There are some new models out there. Those offering free tuition or an expedited degree completion. So I’ll admit to painting with a broad brush. But broad brush strokes often times drive perception. And if we balance these strokes with the perceived value of a college degree on the decline and skyrocketing prices, things don’t jive. Sometimes saying things out loud helps. Let’s give it a try.

“We are selling a rigid path to a four year degree at a really high price (mainly because we tweaked out our dorms)…

… to a population that is more frugal than maybe any other before it…
…who also questions the value of said degree more than any other before it…
…and who has also grown up having access to anything they like exactly how they prefer to consume it…
…annnnnd oh by the way they don’t ever have to pay for any of that cool stuff.”

Well, shit. Like all 4 P’s of Marketing are wrong.

You aren’t going to change a tuition structure or the requirements for a degree or certificate tomorrow. But you can begin building new experiences that are much more akin to what today’s generation of students expects and enjoys.

Let’s take a quick walk off campus and look to industry for something complex…say health insurance. After all, we hear some people are finding it pretty complicated. What if someone could make buying health insurance simple? Oscar is doing just that.

Here are a couple of takeaways you can put to use.

  1. If you think your school has a lot of unwanted content, take a look at your emplyee benefits package.
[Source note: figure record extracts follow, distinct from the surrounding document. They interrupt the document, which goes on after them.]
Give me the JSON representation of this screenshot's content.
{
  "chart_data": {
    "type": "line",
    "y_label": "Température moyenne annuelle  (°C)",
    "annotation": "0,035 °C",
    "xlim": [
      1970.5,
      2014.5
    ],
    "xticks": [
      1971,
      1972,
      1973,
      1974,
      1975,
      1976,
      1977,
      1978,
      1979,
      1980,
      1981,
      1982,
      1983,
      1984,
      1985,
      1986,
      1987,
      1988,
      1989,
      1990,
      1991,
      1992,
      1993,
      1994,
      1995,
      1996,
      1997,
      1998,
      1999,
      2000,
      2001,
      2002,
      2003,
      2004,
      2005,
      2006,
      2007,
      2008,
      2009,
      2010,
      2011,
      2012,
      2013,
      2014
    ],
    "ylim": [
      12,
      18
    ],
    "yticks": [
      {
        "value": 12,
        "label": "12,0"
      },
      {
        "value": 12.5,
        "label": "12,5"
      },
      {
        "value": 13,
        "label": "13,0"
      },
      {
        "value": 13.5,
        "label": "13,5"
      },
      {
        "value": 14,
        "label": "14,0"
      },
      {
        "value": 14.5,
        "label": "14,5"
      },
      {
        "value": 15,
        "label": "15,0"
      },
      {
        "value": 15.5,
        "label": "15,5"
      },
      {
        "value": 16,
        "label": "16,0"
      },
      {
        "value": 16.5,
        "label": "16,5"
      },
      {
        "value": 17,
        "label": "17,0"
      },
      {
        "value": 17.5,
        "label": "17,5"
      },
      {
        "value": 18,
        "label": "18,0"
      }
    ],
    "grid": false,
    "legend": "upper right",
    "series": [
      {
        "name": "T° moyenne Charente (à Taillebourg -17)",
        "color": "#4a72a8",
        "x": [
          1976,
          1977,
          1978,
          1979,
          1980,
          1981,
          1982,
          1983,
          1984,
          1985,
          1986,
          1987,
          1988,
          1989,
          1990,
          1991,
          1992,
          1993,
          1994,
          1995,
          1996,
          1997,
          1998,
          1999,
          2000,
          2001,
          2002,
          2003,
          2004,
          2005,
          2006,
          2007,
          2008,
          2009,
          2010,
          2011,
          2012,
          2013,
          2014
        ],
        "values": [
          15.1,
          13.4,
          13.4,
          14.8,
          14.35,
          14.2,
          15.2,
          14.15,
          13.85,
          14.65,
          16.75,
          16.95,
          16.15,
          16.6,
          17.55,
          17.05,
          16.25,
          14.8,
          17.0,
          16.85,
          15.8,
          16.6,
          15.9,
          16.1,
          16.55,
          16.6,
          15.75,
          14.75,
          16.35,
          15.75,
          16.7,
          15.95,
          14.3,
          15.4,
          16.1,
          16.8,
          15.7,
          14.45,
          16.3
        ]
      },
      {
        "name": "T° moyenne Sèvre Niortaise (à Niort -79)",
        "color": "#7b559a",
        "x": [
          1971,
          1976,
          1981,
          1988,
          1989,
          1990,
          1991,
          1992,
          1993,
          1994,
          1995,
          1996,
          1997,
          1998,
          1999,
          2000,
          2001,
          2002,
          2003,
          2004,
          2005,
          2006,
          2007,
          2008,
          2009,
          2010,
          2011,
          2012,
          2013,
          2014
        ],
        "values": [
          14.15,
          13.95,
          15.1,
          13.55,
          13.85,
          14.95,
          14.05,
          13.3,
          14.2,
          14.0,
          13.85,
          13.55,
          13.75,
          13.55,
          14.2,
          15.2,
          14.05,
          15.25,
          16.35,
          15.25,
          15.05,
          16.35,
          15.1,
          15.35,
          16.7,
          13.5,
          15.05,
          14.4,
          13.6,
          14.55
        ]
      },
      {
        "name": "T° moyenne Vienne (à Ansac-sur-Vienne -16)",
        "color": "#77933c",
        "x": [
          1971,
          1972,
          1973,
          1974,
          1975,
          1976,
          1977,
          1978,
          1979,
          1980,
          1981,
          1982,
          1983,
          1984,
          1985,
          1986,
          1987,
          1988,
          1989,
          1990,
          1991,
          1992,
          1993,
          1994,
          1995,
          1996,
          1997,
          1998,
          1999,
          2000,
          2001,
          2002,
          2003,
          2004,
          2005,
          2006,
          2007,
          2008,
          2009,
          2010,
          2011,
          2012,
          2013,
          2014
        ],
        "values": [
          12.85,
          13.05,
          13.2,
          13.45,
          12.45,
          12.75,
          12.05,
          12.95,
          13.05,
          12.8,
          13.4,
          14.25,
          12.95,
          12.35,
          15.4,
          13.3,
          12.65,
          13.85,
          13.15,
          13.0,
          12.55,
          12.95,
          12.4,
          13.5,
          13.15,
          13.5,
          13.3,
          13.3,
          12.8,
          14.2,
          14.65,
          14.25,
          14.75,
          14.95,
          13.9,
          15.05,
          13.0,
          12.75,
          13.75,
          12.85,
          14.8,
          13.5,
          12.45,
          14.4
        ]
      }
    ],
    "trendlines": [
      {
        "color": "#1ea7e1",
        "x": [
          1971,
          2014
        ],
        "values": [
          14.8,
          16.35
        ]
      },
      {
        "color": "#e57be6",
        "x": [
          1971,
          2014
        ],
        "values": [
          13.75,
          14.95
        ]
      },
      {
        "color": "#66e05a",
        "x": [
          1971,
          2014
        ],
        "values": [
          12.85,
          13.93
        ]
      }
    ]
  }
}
Oscar give you only the basics until you absolutely need more. So cut your content in half. And then cut it in half again.
  2. First, the autofill form and the way it builds is beautiful. It’s intuitive and keeps you moving. The speed at which this gets you personalized information is amazing.
  3. Make the questions conversational and not confrontational. Write like a human talking to a human.

Ok, back to campus.

What could something similar look like at your school. Here’s a couple of ideas we’ve built or are in the process of building at the University of Kentucky.

The first is a majors and degree finder that helped UK cut the number of undeclared students by almost 20% in the first 9 months after launch. I think the most important take away isn’t the end product, but where it started. We did out best to think about what a prospective student may dream about. What did they want to be and why. It helped us design a really personalized experience that was extremely simple (after all, there’s only 3 templates).

And now for something financial aid officers will hate.

While just a prototype, we did this in about 18 hours. The great part about an exercise like that is you have to cut everything unnecessary. Like the degree finder, we started with the user in mind. This time more with a problem than a dream though. Kentucky fed us with information, including the level of unmet need (their out of pocket cost) that proves to be a student retention risk factor.

So we set out to build an experience where students could find financial aid easily, understand what scholarship were actually relevant to them (because the Betsy and Jim Quatlebaum Family Fund is always easy to unpack for a student), and then start to store opportunities that were a good fit.

So, how can you move forward tomorrow?

Here are a few of the key things we learned from those projects.

  1. Start with a dream or a problem.
  2. Set a goals and objectives for your content.
  3. Do not surprise stakeholders. Build in a lot of check ins.
  4. Be ok with the big idea not getting executed exactly as you planned.